My last term doesn't finish until June 24, and I am going to have exams in the last week. I will do minimum amount of work in the actual exam week and I am likely to spend only about 30 hours a week in the run-up to it. However, after that I'm completely free and will do 50+ hours a week so on average it'll be at least 40 hours a week over the whole summer.
In this timeline, when the weeks reserved for parts of the project overlap, I am going to work on two parts in parallel or spend the start of the overlapping week doing one thing and the rest doing the other.
.subgroup() method for FpGroups and look into improving the elimination techniques of Reidemeister-Schreier.
.subgroup() for PermutationGroups.
.parent. Go through group functions to add support for passing groups. Create a PR.
Sort out infinite groups. Equip the function
order() with the methods of testing if the group is infinite. Make sure things terminate by lowering the default maximum table size and allow the user to change it when calling functions. Create a PR.
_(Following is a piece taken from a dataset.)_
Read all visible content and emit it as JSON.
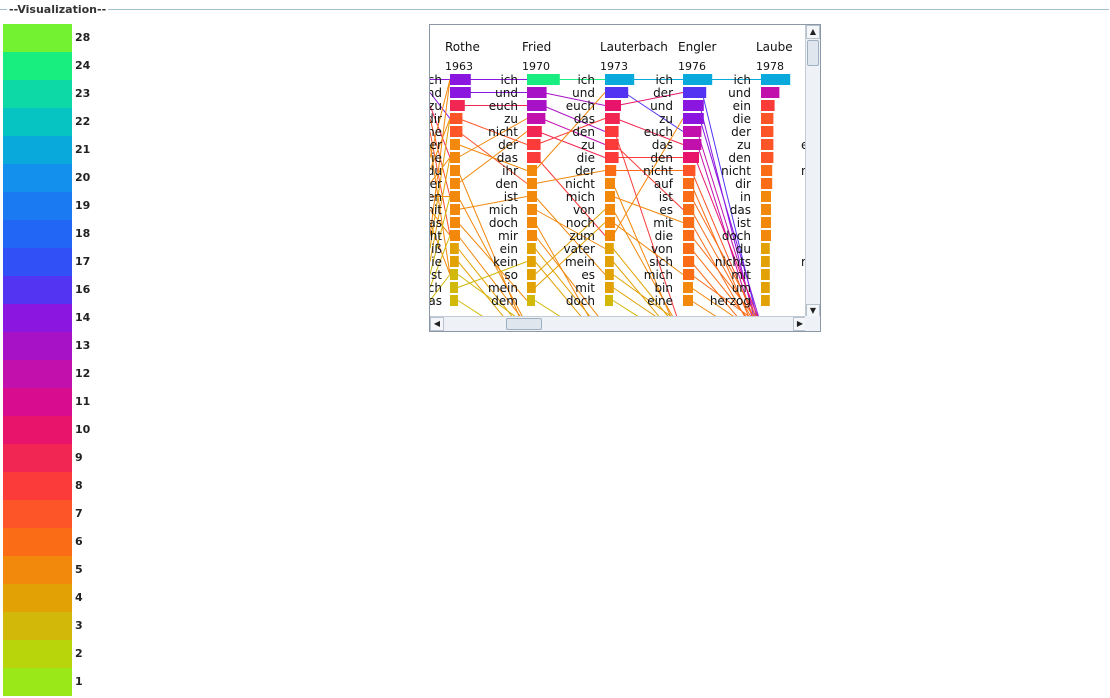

Somewhere around week 3 and 4 of June I have exams so I won't have much time to do work. Hence two weeks scheduled for easy things.
Start writing the GroupHomomorphism class. .apply, kernel, image, is_homomorphism functions assuming rewriting systems are already implemented (this will actually be done in the next couple of weeks).
Choosing random elements of FpGroups. Rewriting systems. Knuth-Bendix. By the end of this functions written for homomorphisms can be tested.
FpGroup representation for PermutationGroups.
PermutationGroup representation for finite FpGroups using coset enumeration. Tests for homomorphisms using GAP. Create a PR.
Add PermutationGroup functionality to FpGroups. Test using GAP.
Sylow subgroups of Permutation groups. Add the function for FpGroups. Test. PR.
Tidy up, finish documentation, sort out all PR issues, submit a report.
After summer, I have another month before the end of my vacation so I'm going to keep working on any unfinished stuff and fixing leftover bugs. After that I'll probably switch my attention to other issues, e.g. solvers unless there is something in particular that I'd like to implement for group theory.